Dijital Hizmet Vergisi Kanunu’nun uygulanmasında;
- Dijital ortam, fiziki olarak karşı karşıya gelmeksizin çevrimiçi faaliyetin gerçekleştirildiği her türlü ortamı,
- Dijital hizmet sağlayıcıları, yukarıda açıklanmış bulunan hizmetleri sunanları,
- Hasılatın elde edilmesi; hasılatın mahiyet ve tutar itibarıyla kesinlik kazanmış olmasını,
- Hizmetin Türkiye’de sunulması; hizmetin Türkiye’de sunulmasını, hizmetten Türkiye’de faydalanılmasını, hizmetin Türkiye’de bulunan kişilere yönelik gerçekleştirilmesini veya hizmetin Türkiye’de değerlendirilmesi, değerlendirmeden maksat hizmetin karşılığını teşkil eden ödemenin Türkiye’de yapılması veya ödeme yurt dışında yapılmışsa, Türkiye’de ödeyenin veya nam ve hesabına ödeme yapılanın hesaplarına intikal ettirilmesi veya kârından ayrılmasıdır. Ancak dijital ortamda sunulan reklam hizmetinin Türkiye’de bulunmayan kişilere yönelik gerçekleştirilmesi durumunda hizmet Türkiye’de değerlendirilmiş sayılmayacak.

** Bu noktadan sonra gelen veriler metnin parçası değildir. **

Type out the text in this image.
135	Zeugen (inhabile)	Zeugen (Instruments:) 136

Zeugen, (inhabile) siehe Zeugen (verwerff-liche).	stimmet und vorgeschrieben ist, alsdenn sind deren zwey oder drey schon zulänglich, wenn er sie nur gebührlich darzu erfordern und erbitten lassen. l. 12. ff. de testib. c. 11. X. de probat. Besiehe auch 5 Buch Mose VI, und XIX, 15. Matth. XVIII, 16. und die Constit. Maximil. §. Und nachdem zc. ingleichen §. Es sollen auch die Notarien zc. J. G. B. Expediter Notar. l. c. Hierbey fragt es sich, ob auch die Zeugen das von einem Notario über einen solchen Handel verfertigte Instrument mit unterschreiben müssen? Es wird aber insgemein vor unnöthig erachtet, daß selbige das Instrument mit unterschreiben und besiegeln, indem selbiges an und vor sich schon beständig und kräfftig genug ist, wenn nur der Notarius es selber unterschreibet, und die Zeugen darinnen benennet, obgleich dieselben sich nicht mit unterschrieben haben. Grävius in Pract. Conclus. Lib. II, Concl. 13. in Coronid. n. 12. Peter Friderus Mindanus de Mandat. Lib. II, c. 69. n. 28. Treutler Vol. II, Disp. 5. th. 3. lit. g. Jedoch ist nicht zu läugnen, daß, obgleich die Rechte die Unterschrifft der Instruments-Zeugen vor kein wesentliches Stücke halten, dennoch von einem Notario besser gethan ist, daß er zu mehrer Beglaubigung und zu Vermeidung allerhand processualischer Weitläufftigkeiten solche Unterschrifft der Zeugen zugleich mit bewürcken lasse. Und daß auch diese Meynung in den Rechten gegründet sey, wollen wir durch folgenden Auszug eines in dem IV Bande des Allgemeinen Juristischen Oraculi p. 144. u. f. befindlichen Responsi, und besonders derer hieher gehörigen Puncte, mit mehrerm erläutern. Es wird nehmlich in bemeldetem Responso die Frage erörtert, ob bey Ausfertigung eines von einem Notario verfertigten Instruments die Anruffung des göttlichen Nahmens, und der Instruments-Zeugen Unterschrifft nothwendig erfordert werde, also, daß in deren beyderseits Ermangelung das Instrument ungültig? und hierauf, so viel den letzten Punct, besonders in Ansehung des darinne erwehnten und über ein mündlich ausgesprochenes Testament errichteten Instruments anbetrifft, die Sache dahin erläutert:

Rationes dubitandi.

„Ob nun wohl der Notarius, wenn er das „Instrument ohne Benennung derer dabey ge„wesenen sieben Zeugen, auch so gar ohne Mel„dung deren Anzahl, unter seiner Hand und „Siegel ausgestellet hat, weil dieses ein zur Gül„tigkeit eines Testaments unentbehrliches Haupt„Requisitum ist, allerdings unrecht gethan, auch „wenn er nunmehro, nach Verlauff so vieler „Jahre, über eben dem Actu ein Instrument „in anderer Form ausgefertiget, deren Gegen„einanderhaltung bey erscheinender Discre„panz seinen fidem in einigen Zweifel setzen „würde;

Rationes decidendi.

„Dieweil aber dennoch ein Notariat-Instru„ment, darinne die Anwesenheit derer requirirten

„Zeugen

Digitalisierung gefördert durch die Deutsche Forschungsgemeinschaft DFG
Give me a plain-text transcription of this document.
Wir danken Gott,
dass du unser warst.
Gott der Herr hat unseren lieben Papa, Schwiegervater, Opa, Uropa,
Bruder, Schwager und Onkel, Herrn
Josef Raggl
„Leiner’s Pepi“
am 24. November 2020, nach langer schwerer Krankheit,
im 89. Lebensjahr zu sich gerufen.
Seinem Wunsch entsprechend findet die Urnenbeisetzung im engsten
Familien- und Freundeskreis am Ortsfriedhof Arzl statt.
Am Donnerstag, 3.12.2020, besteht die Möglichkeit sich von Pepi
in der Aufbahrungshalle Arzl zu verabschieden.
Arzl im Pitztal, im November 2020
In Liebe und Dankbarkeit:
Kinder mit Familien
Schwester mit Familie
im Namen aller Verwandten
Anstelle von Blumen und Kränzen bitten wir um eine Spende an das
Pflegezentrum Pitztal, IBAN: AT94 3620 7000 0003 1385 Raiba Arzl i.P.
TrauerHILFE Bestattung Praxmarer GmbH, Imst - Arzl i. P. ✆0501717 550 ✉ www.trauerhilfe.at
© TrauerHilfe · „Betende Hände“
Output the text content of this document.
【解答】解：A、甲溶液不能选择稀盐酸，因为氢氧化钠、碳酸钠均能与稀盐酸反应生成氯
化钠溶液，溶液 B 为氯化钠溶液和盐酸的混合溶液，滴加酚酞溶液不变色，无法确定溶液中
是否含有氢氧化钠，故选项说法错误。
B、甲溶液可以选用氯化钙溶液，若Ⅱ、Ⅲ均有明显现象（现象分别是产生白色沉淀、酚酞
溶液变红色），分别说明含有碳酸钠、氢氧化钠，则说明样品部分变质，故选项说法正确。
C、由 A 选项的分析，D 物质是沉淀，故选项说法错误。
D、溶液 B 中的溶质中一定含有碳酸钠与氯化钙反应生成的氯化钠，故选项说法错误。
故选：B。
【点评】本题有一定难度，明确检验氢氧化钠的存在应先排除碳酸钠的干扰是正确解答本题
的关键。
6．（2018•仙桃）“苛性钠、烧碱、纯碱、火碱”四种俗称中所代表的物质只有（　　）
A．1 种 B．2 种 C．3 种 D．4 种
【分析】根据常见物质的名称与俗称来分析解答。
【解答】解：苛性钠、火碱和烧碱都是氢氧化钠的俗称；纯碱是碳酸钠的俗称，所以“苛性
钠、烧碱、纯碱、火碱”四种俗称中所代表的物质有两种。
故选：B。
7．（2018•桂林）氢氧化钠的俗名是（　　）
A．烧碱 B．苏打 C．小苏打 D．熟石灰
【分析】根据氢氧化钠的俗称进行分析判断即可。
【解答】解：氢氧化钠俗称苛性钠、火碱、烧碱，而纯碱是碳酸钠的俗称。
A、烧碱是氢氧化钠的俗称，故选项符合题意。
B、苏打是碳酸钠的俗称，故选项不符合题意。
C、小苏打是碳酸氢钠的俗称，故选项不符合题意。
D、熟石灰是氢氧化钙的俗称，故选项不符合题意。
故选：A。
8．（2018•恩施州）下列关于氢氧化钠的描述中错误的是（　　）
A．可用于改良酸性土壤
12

- Finansal muhasebe açısından konsolide grup; Uluslararası Finansal Raporlanma Standartları veya Türkiye Finansal Raporlama Standartları uyarınca konsolide finansal tablolarda yer alan tüm işletmeleri ifade ediyor.
Dijital hizmet vergisinin mükellefi, dijital hizmet sağlayıcılarıdır. Bunların Gelir Vergisi Kanunu ile Kurumlar Vergisi Kanunu bakımından tam mükellef olup olmaması, dar mükellefiyette söz konusu faaliyetleri Türkiye’de bulunan iş yeri veya daimi temsilcileri vasıtasıyla gerçekleştirip gerçekleştirmemesi Dijital Hizmet Vergisi mükellefiyetine tesir etmeyecek.
Diğer yandan mükellefin Türkiye içinde ikametgâhının, iş yerinin, kanuni iş merkezlerinin bulunmaması halleriyle gerekli görülen diğer hallerde Hazine ve Maliye Bakanlığı, vergi alacağının emniyet altına alınması amacıyla, vergiye tabi işlemlere taraf olanlar ile işleme ve ödemeye aracılık edenleri verginin ödenmesinden sorumlu tutabilecek.
İlgili hesap döneminden önceki hesap döneminde dijital hizmetlere ilişkin Türkiye’de elde edilen hasılatın 20 milyon Türk Lirası’ndan veya dünya genelinde elde edilen hasılatın 750 milyon ‘Euro’dan veya muadili yabancı para karşılığı Türk Lirası’ndan az olanlar Dijital Hizmet Vergisi’nden muaf tutulacak.
Mükellefin, finansal muhasebe açısından konsolide bir grubun üyesi olması halinde, bu hadlerin uygulanmasında grubun verginin konusuna giren hizmetlere ilişkin elde ettiği toplam hasılat dikkate alınacak.
Arka arkaya iki hesap dönemi boyunca yukarıda belirtilen hadlerden herhangi birinin altında kalanların vergi muafiyeti, izleyen hesap döneminden itibaren başlayacak.
Cumhurbaşkanı, yukarıda birinci fıkrada yer alan hadleri verginin konusuna giren hizmet türlerine göre ayrı ayrı veya birlikte sıfıra kadar indirmeye veya üç katına kadar artırmaya yetkilidir.